Additional notes about this scenario:
  • The Federated Identity Provider (FIP) must not contain any trusted certificates (either CA or server). To confirm this, the Trusted Certificates box in Step 2 of the Create Federated Identity Provider Wizard must be empty when you are performing workflow Step 4.
    If trusted certificates are added to the FIP, the
    API Gateway
    will assume you are using "Scenario 3: CA Certificate and Individual Client Certificates" instead.
  • Since no trusted certificates are attached to the FIP, you cannot create a virtual group for the FIP.
  • When no CA certificates are trusted by the FIP, federated users must have client certificates in order to be authorized.
  • When a client certificate is imported for a federated user, incoming certificate-based credentials will be compared against the stored client certificate. Any mismatch will cause an authorization failure, even if the certificate in the request was signed by a trusted CA.

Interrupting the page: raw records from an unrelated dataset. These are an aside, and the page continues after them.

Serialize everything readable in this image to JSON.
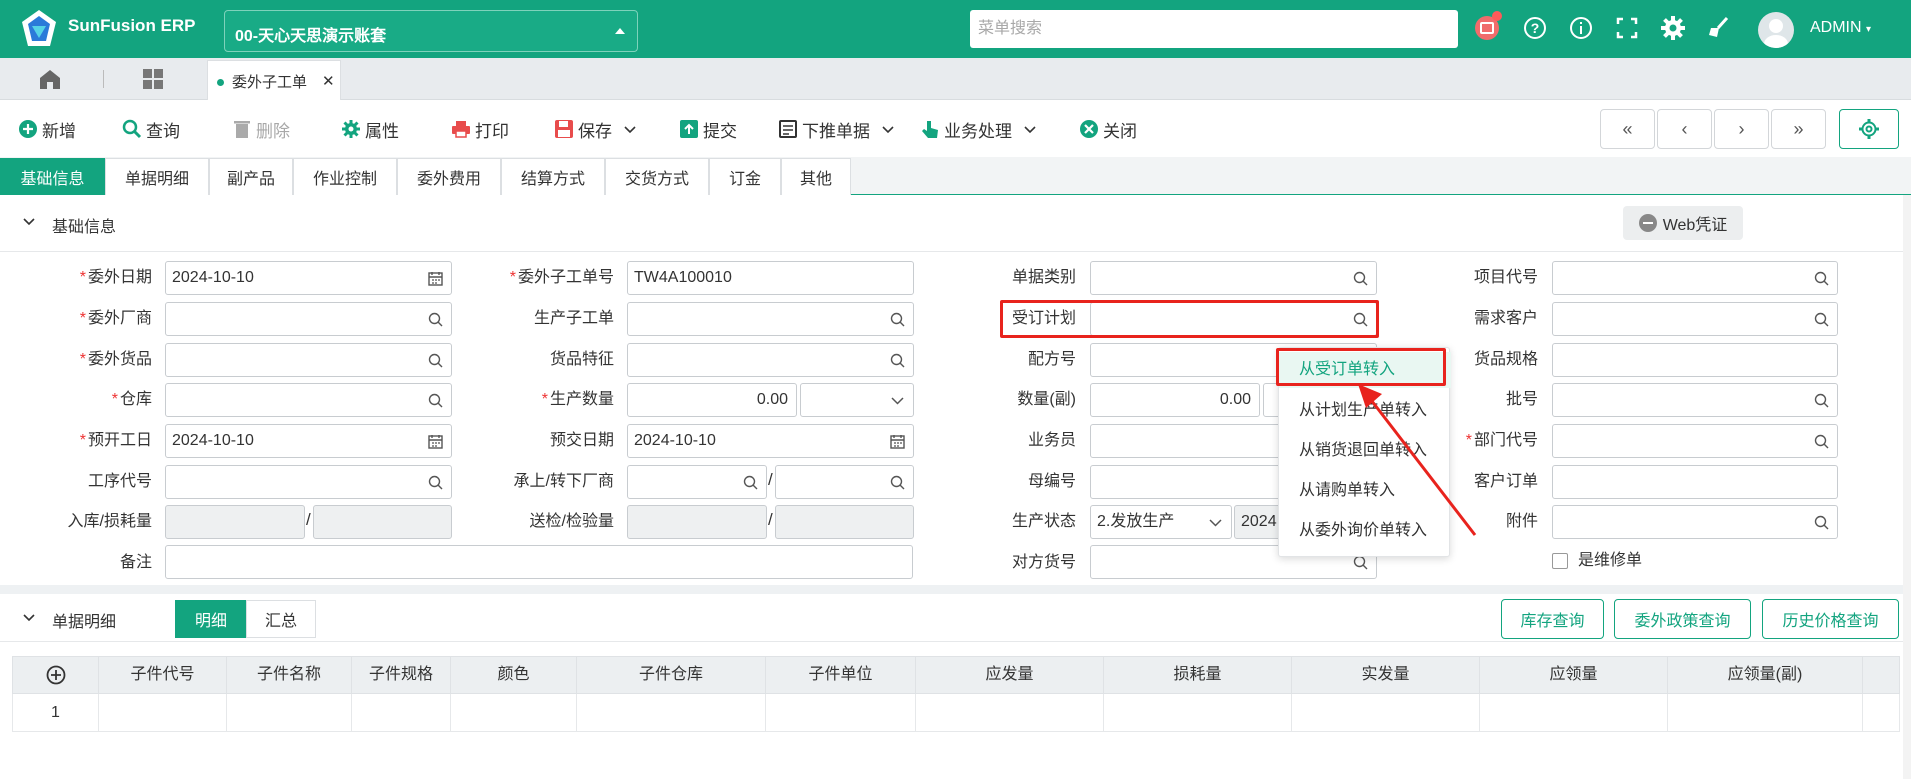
{
  "header": {
    "brand": "SunFusion ERP",
    "account": "00-天心天思演示账套",
    "search_placeholder": "菜单搜索",
    "user": "ADMIN"
  },
  "tabs": {
    "open_tab": "委外子工单"
  },
  "toolbar": {
    "new": "新增",
    "query": "查询",
    "delete": "删除",
    "properties": "属性",
    "print": "打印",
    "save": "保存",
    "submit": "提交",
    "push_down": "下推单据",
    "business": "业务处理",
    "close": "关闭"
  },
  "subtabs": [
    "基础信息",
    "单据明细",
    "副产品",
    "作业控制",
    "委外费用",
    "结算方式",
    "交货方式",
    "订金",
    "其他"
  ],
  "form": {
    "section_title": "基础信息",
    "web_voucher": "Web凭证",
    "labels": {
      "outsource_date": "委外日期",
      "outsource_vendor": "委外厂商",
      "outsource_goods": "委外货品",
      "warehouse": "仓库",
      "planned_start": "预开工日",
      "process_code": "工序代号",
      "in_loss": "入库/损耗量",
      "remark": "备注",
      "sub_order_no": "委外子工单号",
      "prod_sub_order": "生产子工单",
      "goods_feature": "货品特征",
      "prod_qty": "生产数量",
      "planned_delivery": "预交日期",
      "upper_lower_vendor": "承上/转下厂商",
      "inspect_qty": "送检/检验量",
      "doc_type": "单据类别",
      "sales_plan": "受订计划",
      "formula_no": "配方号",
      "qty_aux": "数量(副)",
      "salesman": "业务员",
      "parent_no": "母编号",
      "prod_status": "生产状态",
      "counter_goods": "对方货号",
      "project_code": "项目代号",
      "demand_customer": "需求客户",
      "goods_spec": "货品规格",
      "batch_no": "批号",
      "dept_code": "部门代号",
      "customer_order": "客户订单",
      "attachment": "附件",
      "is_repair": "是维修单"
    },
    "values": {
      "outsource_date": "2024-10-10",
      "sub_order_no": "TW4A100010",
      "planned_start": "2024-10-10",
      "planned_delivery": "2024-10-10",
      "prod_qty": "0.00",
      "qty_aux": "0.00",
      "prod_status": "2.发放生产",
      "prod_status_date": "2024"
    }
  },
  "popup_items": [
    "从受订单转入",
    "从计划生产单转入",
    "从销货退回单转入",
    "从请购单转入",
    "从委外询价单转入"
  ],
  "detail": {
    "title": "单据明细",
    "seg_detail": "明细",
    "seg_summary": "汇总",
    "btn_stock": "库存查询",
    "btn_policy": "委外政策查询",
    "btn_history": "历史价格查询",
    "columns": [
      "子件代号",
      "子件名称",
      "子件规格",
      "颜色",
      "子件仓库",
      "子件单位",
      "应发量",
      "损耗量",
      "实发量",
      "应领量",
      "应领量(副)"
    ],
    "row_no": "1"
  },
  "colors": {
    "primary": "#13a47f",
    "highlight_red": "#e8231d"
  }
}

Scenario 3: Both CA Certificate and Individual Client Certificates
When both CA and client certificates are involved, do the following:
  • Import the CA certificate as described in Adding a New Certificate. When you reach Step 3 of the Add Certificate Wizard, select the Signing Client Certificates option. This signifies that the CA certificate is trusted to sign the client certificates for federated users in this FIP.
  • Import the client certificates as described in Step 5 of the workflow. Do not attach imported client certificates to the FIP in the Create Federated Identity Provider Wizard.
Additional notes about this scenario:
  • The individual client certificates must be signed by the CA certificate.
  • When a client certificate is imported for a federated user, incoming certificate-based credentials will be compared against the stored client certificate. Any mismatch will cause an authorization failure, even if the certificate in the request was signed by a trusted CA.